Annäherungen an Biographien der Materia Medica. Anregungen aus der Ethnobotanik für die Heilpflanzenerkenntnis

Elemente der Naturwissenschaft 96, 2012, S. 29-55 | DOI: 10.18756/edn.96.29

Zusammenfassung:

Die anthroposophische Heilmittelerkenntnis hat sich einen lebendigen und vielfältigen Zugang zu ihren Heilsubstanzen erarbeitet. Der vorliegende Essay möchte einen Beitrag zu diesem Unterfangen leisten, indem die Relevanz rezenter kulturwissenschaftlicher Theorien für die Heilpflanzenerkenntnis veranschaulicht werden soll. Zentralbegriffe sind hierbei Ganzheitlichkeit und Interdisziplinarität.
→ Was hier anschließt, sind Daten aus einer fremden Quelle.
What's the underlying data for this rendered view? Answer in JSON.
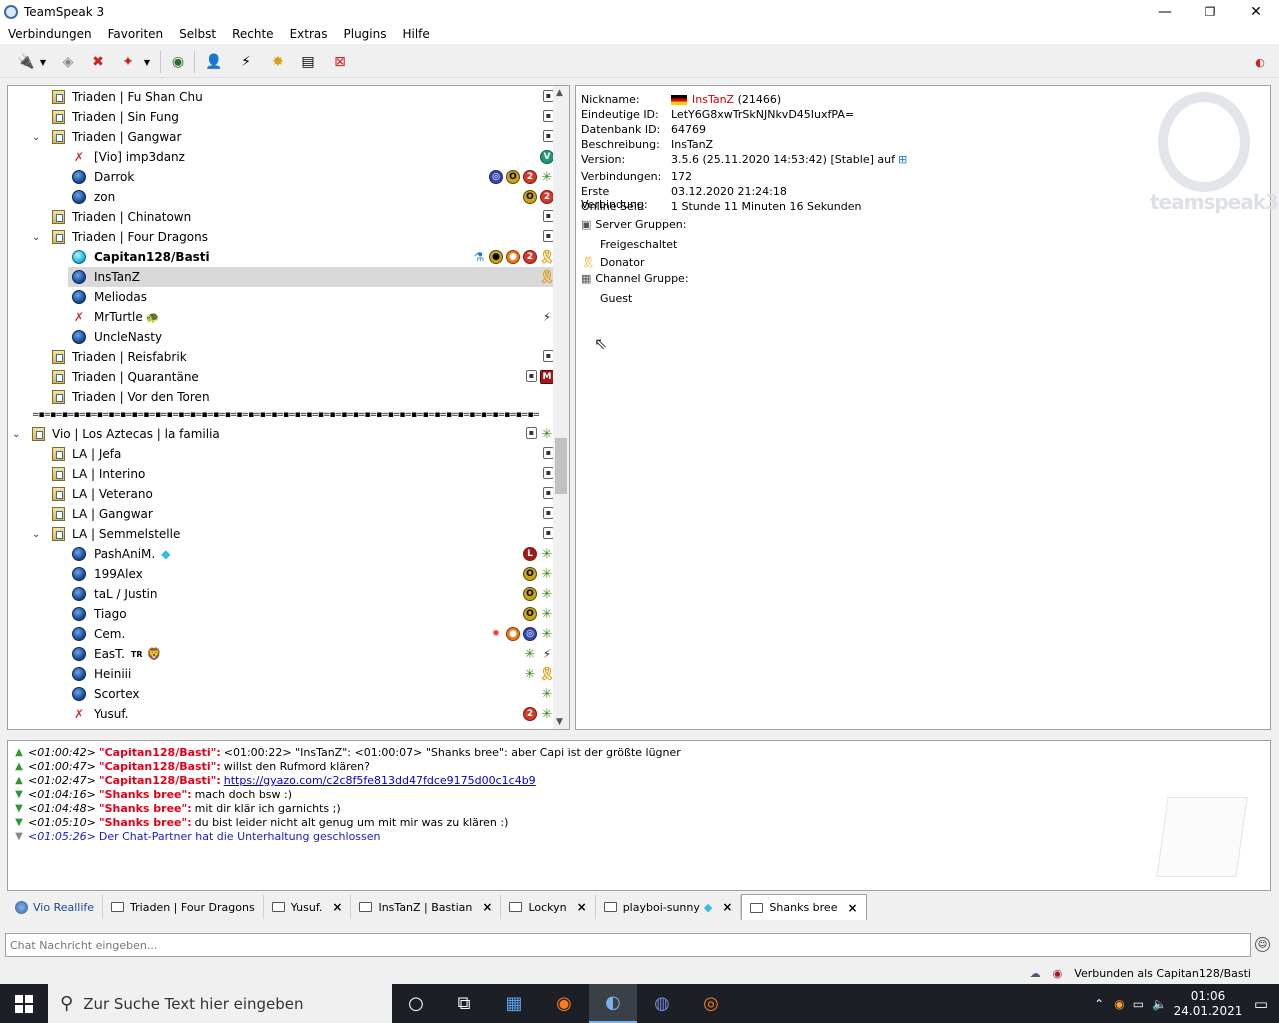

Interdisziplinarität wird im folgenden Artikel auf die Zusammenarbeit von Natur- und Kulturwissenschaften bezogen und Ganzheitlichkeit auf einen Versuch, die verschiedenen Wissensquellen zusammen zu denken. Beispielhaft soll hierfür einerseits das interdisziplinäre Arbeitsgebiet der Ethnobotanik vorgestellt, andererseits Theorien der Wissenschaftsforschung diskutiert werden, die Dinge in den Mittelpunkt ihres kultur- und sozialwissenschaftlichen Interesses stellen. Ausgangspunkt sind aktuelle Arbeiten, die an einer Auflösung der Trennung zwischen Natur- und Kulturwissenschaften gearbeitet haben, und deren Ansätze herangezogen werden, um Möglichkeiten des Zusammendenkens unterschiedlicher Paradigmen zu skizzieren. Welcher Zugang zu den Dingen wird in diesen Arbeiten gesucht, um einen grenzüberschreitenden Blick zu ermöglichen? Durch die Diskussion der Konzepte des «Netzwerks» und der «Biographie der Dinge» wird ein relationales und prozessorientiertes Stoffverständnis veranschaulicht. Abschließend schlägt der Essay eine interdisziplinäre, ganzheitlich orientierte Herangehensweise vor, welche in der Lage ist einen erweiterten Blick auf Heilsubstanzen zu ermöglichen.